One of the best contemporary writers on the Trinity is C. Baxter Kruger, who I had the pleasure of meeting the other day while in line at a small sandwich shop outside of Portland. I've just finished reading a book he published nearly twenty years ago, The Great Dance, and offer you some paragraphs from a section titled Christian Faith. MacDonald famously wrote that "It is the one terrible heresy of the church, that it has always been presenting something else than obedience as faith in Christ." At first blush, what you'll read from Baxter Kruger might seem a quite different statement; but in fact, I think they share the same heart.
What do you think? And what does "faith" mean to you?
Christian Faith
by C. Baxter Kruger, from The Great Dance
Christian faith is not something we do that gets us connected to God or gets us into the circle of life shared by the Father, Son and Spirit. Jesus Christ has done that. Faith is not something that we do that moves us from the unforgiven column to the forgiven column. That was done in Jesus. Faith is not something we do that gets us reconciled, justified, included, adopted, redeemed, saved. Jesus Christ has already done all of that. The fundamental character of Christian faith is that of discovery. Faith, as Luther said somewhere, is like the eye. It does not create what it sees; it sees what is there.

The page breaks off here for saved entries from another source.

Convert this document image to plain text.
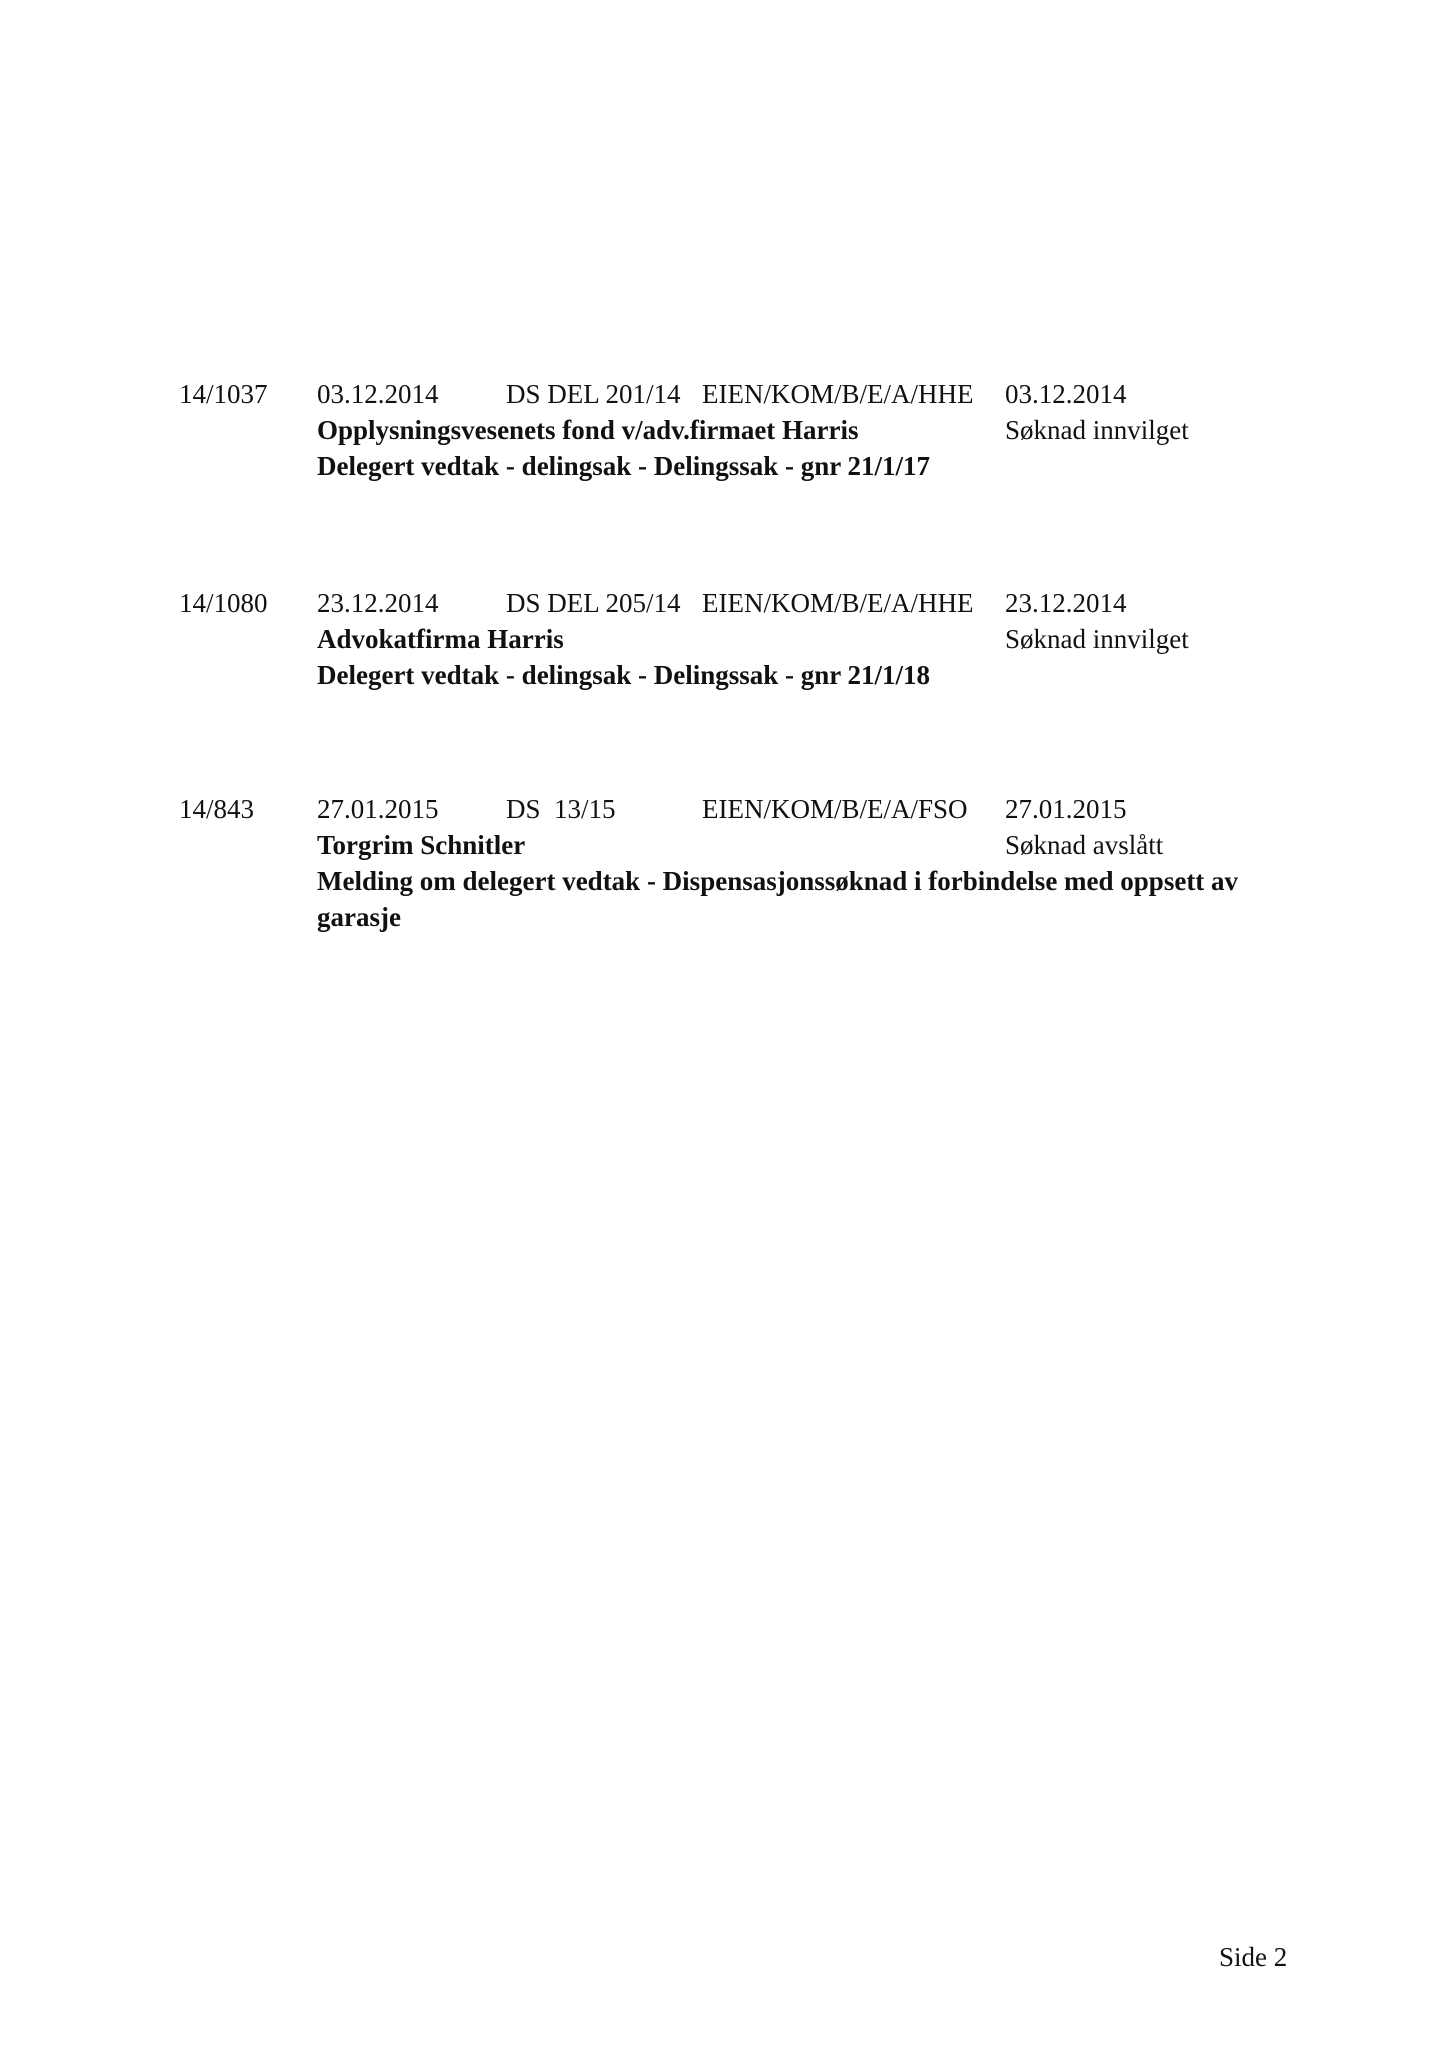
14/1037 03.12.2014	DS DEL 201/14 EIEN/KOM/B/E/A/HHE 03.12.2014
Opplysningsvesenets fond v/adv.firmaet Harris	Søknad innvilget
Delegert vedtak - delingsak - Delingssak - gnr 21/1/17
14/1080 23.12.2014	DS DEL 205/14 EIEN/KOM/B/E/A/HHE 23.12.2014
Advokatfirma Harris	Søknad innvilget
Delegert vedtak - delingsak - Delingssak - gnr 21/1/18
14/843 27.01.2015	DS  13/15	EIEN/KOM/B/E/A/FSO 27.01.2015
Torgrim Schnitler	Søknad avslått
Melding om delegert vedtak - Dispensasjonssøknad i forbindelse med oppsett av garasje
Side 2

Christian faith is first and foremost the discovery of what the Father, Son and Spirit have made of the human race in Jesus Christ. Faith is the discovery that there and then in Jesus Christ we were reconciled, saved, adopted; there and then in Jesus Christ we were cleansed and born again, recreated and taken home to the Father, and there and then in Jesus Christ we were welcomed by God the Father almighty, embraced, accepted, included in the circle of life. Christian faith is first and foremost a discovery of truth in Jesus, the truth about God and the truth about ourselves, the truth of our identity, of who we are, a discovery of the fact that the father, Son and Spirit do no live out their dance of life without us.
And that is a discovery that commands us to believe it as truth and to rethink everything we thought we knew about ourselves and others and our lives and theirs. That is a discovery that commands us to live in the dignity and joy and freedom of the truth and to recognize no one according to the flesh, as Paul put it, as a "mere human." For as Lewis says, "There are no ordinary people."